Roger admired his two pets - he considered them his. Their fur was like dark gold. They didn’t look much like leopards. The circles and spots that mark the grown-up leopard were as yet only soft blurs - they would appear more plainly as the animals grew older. The whiskers, still short, would become long and bristly. The greenish-yellow eyes were fierce, but not so fierce as they would be. The teeth and jaws were already bigger than a grown man’s. But the way each little cat staggered around on awkward paws showed that it was still very much of a baby.

‘Can we keep them until they grow up?’ Roger asked.

‘No. They will have to go to a zoo where they can be cared for properly. Grown leopards don’t make good pets.’

‘Why not? These little fellows aren’t bad-tempered. They haven’t put their claws out once.

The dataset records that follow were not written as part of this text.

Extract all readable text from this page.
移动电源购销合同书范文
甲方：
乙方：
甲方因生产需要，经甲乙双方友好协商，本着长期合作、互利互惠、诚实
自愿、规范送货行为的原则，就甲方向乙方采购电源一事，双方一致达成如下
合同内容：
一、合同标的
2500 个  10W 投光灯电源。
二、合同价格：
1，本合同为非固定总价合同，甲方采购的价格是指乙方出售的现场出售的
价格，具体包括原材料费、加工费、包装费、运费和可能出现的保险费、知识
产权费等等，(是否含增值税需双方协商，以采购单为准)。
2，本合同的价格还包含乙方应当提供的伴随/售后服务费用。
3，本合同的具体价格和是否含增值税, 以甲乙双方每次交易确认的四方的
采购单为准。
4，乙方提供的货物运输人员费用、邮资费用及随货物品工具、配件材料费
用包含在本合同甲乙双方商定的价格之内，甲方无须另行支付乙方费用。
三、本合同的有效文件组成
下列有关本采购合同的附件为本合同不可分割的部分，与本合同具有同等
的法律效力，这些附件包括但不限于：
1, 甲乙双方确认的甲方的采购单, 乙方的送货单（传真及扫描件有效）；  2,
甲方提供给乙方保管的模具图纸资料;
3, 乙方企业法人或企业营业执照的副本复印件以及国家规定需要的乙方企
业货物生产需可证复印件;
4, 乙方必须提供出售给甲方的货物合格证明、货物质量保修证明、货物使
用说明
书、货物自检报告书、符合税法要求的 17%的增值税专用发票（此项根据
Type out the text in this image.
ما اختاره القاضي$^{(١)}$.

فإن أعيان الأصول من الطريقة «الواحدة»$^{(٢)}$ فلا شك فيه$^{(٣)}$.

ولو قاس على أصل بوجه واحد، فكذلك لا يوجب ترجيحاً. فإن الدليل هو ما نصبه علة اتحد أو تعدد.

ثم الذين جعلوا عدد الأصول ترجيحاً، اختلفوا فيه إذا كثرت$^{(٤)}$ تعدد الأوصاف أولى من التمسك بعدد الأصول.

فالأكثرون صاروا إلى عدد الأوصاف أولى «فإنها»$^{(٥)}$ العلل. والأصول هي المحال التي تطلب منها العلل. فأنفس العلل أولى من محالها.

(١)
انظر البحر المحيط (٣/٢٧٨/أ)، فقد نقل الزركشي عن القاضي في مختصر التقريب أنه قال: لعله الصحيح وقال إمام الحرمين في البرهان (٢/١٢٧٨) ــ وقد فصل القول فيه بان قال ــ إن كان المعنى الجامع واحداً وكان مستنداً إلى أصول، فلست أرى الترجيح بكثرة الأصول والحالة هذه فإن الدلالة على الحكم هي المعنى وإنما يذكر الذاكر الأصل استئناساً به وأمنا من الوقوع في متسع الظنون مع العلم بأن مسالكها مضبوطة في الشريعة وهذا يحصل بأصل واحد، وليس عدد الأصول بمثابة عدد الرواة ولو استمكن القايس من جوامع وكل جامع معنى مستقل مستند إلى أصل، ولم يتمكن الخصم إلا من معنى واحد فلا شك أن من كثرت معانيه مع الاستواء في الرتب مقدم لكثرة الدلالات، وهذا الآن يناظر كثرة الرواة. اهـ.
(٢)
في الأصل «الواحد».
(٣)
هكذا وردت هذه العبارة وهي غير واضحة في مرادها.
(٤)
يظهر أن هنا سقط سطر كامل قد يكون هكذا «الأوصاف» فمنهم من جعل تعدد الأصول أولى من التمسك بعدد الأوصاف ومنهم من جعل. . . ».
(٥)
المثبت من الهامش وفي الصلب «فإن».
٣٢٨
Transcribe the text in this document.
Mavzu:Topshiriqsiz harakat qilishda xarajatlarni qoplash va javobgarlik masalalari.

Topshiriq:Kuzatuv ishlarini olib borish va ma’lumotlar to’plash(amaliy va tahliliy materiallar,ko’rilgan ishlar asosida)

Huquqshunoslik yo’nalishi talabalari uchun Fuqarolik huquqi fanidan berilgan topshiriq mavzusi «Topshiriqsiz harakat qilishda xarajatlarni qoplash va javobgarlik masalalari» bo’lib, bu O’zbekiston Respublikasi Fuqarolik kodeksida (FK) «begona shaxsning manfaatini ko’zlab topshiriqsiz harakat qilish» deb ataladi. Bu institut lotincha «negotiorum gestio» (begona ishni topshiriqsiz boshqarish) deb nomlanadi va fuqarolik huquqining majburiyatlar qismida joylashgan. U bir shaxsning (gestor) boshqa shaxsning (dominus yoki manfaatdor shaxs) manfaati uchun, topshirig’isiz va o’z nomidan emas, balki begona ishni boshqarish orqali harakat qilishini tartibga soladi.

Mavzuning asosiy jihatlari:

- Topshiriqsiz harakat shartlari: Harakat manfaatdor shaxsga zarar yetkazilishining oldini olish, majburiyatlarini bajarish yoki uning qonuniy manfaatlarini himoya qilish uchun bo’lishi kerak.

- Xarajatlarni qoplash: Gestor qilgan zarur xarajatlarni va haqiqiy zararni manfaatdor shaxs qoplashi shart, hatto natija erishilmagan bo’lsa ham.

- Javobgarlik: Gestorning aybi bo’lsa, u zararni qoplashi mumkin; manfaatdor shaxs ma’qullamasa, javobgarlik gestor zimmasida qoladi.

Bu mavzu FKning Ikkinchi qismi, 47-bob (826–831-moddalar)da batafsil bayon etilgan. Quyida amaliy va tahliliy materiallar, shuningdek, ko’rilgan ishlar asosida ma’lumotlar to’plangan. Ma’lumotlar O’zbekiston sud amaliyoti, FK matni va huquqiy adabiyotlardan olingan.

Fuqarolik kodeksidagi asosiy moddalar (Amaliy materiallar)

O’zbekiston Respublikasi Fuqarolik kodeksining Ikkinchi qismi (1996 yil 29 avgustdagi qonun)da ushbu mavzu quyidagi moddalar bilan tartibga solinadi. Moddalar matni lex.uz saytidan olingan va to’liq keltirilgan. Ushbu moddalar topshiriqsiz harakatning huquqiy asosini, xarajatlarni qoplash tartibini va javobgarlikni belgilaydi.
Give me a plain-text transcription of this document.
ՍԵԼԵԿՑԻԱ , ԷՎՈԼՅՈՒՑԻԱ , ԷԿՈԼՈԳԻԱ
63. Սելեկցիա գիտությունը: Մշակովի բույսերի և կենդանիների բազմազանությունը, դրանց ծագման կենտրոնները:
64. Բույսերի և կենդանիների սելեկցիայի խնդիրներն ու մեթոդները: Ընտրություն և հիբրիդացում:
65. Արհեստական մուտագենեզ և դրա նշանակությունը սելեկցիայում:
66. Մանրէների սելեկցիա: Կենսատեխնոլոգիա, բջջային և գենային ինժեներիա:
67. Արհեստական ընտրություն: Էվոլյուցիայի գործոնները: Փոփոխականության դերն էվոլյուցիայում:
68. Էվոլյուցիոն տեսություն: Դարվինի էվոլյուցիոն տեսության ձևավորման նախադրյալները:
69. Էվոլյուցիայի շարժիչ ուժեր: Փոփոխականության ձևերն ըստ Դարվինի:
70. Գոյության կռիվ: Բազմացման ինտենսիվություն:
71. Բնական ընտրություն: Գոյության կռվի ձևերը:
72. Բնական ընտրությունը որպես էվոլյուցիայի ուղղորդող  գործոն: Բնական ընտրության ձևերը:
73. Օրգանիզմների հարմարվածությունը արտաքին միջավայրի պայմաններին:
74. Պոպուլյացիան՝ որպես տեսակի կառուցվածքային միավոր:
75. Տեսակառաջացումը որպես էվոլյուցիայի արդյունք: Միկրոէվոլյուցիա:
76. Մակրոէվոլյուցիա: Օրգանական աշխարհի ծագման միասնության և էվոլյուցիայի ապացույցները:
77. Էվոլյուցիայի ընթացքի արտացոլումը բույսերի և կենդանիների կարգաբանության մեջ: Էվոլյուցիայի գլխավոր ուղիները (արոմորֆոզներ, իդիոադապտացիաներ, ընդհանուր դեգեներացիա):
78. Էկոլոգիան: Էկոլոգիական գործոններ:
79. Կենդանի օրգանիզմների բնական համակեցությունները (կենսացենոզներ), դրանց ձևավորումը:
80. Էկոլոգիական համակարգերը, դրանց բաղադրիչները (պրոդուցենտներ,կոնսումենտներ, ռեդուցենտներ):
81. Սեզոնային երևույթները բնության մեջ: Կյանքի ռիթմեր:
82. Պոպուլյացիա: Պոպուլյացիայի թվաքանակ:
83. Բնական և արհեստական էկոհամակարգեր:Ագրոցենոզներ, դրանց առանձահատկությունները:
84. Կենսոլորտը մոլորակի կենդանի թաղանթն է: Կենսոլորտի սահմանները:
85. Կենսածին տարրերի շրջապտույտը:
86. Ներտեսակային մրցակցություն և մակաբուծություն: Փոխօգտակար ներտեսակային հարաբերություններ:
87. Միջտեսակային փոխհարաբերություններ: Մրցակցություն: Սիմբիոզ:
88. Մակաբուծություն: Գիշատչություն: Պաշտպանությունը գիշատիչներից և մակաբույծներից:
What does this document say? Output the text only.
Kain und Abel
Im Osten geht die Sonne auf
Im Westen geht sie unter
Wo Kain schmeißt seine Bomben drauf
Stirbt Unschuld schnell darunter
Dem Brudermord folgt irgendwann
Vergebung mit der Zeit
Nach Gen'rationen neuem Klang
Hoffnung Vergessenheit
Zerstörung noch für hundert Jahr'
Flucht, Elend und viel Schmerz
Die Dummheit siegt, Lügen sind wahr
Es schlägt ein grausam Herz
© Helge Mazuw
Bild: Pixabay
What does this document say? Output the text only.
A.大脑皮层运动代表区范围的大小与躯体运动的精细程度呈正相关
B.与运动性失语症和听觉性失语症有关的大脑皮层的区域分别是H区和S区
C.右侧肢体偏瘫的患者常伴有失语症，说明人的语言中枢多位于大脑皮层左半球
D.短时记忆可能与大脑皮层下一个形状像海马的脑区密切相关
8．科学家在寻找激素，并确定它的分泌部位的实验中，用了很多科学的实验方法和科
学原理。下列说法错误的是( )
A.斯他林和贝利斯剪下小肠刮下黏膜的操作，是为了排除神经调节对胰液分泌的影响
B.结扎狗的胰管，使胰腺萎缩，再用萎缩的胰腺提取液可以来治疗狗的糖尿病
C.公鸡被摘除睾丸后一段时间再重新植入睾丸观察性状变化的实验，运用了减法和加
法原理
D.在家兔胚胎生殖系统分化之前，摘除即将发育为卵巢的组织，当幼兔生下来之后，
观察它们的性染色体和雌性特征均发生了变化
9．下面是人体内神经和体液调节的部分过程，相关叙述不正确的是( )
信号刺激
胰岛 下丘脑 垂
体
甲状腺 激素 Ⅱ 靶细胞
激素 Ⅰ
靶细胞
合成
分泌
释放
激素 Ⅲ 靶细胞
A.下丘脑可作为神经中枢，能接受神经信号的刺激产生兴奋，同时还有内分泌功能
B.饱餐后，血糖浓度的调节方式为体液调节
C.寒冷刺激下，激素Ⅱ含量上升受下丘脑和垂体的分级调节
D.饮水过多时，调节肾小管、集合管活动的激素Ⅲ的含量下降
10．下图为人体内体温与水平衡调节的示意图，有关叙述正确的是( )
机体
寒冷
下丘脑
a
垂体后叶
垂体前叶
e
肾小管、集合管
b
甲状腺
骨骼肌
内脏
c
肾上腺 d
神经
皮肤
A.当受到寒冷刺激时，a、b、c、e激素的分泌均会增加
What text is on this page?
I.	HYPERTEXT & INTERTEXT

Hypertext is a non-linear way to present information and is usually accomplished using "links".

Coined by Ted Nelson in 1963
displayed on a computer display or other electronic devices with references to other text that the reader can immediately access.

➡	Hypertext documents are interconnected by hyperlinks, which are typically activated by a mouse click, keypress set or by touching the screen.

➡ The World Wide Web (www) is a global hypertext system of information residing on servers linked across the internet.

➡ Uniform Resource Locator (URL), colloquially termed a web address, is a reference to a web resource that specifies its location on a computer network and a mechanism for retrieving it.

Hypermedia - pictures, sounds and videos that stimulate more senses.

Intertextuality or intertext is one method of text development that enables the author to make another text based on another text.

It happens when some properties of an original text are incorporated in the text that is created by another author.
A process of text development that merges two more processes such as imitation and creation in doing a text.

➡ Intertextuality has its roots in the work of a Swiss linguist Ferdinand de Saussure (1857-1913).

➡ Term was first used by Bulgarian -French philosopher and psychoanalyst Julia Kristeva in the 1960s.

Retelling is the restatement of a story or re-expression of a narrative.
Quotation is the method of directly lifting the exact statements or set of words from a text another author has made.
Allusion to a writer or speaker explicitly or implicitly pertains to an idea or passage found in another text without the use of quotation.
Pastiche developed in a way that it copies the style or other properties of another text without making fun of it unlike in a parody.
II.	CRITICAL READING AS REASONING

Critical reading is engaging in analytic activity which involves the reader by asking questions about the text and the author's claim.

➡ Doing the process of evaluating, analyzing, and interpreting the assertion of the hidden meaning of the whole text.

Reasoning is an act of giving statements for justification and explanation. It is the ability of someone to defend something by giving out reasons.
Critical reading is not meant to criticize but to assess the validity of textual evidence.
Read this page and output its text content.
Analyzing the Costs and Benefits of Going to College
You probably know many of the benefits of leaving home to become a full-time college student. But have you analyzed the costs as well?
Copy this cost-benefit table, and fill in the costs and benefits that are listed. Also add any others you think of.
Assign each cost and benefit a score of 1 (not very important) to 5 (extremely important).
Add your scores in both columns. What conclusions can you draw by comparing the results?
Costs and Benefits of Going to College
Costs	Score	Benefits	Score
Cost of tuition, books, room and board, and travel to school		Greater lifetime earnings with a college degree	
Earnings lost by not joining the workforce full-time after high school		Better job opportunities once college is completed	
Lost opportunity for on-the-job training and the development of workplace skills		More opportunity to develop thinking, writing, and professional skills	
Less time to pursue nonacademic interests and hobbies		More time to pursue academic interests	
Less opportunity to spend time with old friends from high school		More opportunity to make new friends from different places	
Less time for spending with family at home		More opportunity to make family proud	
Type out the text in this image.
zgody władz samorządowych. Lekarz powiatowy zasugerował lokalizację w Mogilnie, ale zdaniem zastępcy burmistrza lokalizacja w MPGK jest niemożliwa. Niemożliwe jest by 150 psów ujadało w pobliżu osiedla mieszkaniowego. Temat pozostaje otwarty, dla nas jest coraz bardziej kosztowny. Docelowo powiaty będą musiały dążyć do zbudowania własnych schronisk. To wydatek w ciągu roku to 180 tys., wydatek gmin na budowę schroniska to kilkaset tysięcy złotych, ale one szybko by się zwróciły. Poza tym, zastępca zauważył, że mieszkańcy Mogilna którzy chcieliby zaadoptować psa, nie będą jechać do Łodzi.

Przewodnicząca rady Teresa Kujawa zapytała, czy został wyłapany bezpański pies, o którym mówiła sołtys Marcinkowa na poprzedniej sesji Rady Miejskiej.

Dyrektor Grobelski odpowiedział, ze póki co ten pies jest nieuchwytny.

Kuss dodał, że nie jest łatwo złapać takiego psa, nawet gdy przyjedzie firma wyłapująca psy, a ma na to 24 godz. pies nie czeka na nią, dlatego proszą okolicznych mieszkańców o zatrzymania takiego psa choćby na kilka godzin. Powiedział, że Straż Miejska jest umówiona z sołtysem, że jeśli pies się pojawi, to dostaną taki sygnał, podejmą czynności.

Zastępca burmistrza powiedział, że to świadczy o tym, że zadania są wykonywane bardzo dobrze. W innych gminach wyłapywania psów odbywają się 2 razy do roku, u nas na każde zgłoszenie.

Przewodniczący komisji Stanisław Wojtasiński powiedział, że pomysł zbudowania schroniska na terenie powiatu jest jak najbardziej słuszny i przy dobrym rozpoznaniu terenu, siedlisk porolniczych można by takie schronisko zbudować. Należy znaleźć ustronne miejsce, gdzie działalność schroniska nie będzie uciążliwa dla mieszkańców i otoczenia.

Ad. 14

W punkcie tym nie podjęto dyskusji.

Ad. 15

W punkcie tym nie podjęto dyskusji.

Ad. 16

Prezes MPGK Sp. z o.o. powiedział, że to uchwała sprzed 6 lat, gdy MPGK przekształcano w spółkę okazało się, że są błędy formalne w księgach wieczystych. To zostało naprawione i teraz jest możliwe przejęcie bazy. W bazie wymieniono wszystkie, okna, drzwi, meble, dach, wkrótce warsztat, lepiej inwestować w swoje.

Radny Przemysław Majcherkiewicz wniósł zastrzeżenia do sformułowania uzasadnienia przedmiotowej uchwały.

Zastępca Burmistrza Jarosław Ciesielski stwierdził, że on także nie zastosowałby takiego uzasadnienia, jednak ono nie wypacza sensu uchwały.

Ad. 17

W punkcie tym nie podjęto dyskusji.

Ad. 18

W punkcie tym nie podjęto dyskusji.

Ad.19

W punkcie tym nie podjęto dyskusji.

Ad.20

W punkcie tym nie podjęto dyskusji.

And a leopard doesn’t grow very large - like a lion.’

‘But they don’t keep that sweet disposition when they get older,’ Hunt said. ‘No matter how kindly they are treated, they finally turn savage. A lion or an elephant can be your friend for life - but not a leopard. Something in their nature makes them suspect and hate everything else that moves. And the leopard is very strong. Zoologists say that it is the strongest animal for its size on earth. A leopard is a wonderful climber. It can run up a tree as fast as you can run on the level. When it kills an animal, it drags the body up a tree and puts it in the cleft of a high branch so that lions and hyenas can’t get at it. Many times game wardens have reported seeing a leopard shinny up a tree dragging a waterbuck or a zebra three times as heavy as itself. Sounds impossible, but they’ve proved it by shooting the leopard and weighing the carcasses. And a leopard is more bold than other animals. Ask the villagers. They are more afraid of the leopard than of anything else. A lion won’t come into a house, and an elephant can’t - but a leopard thinks nothing of creeping in through a door or window and seizing the first living thing it finds.’

‘Then why don’t the game scouts go out and kill all the leopards?’

‘A good question,’ his father agreed. ‘The answer is that in the scheme of nature the leopard has its place. For one thing, it keeps down the baboons. The leopard is very fond of baboon meat. If it weren’t for leopards, there would soon be such vast numbers of baboons that every farmer’s field would be stripped clean of every growing thing, and troops of baboons would become so bold that they would make raids upon village people and kill hundreds of them. That very thing has happened in parts of the country where there were no leopards.’

Roger swatted a tsetse fly that had lit on his hand. He looked at his father with mischief in his eyes.

‘Well Dad, if everything is good for something, tell me what’s good about a tsetse?’

Hunt grinned. ‘You think you’ve got me there, you young rascal. All right, I’ll tell you what’s good about a tsetse. First I’ll admit it’s the most dangerous fly in the world, because its bite can give you sleeping sickness. That can happen, but usually doesn’t - most tsetse bites are harmless. But the good thing about this bad fly is that without it you wouldn’t be looking now at thousands of wild animals. They just wouldn’t be here.’

‘How’s that?’

‘I remember once I was making a trip through the Tsavo game reserve with the warden and I swatted a tsetse. He said to me, ‘Don’t kill the tsetse. It’s our best friend. Without the tsetse we wouldn’t have any game park.’ I understood what he meant. The Africans raise millions of cattle and the cattle roam all over the land eating the grass right down to the roots, so that there is nothing left for the wild animals. But there is one place where the cattle can’t go. They can’t go into any area inhabited by tsetse flies, because the tsetse bite is deadly to cattle. So those parts of the country are left for the wild animals to enjoy.’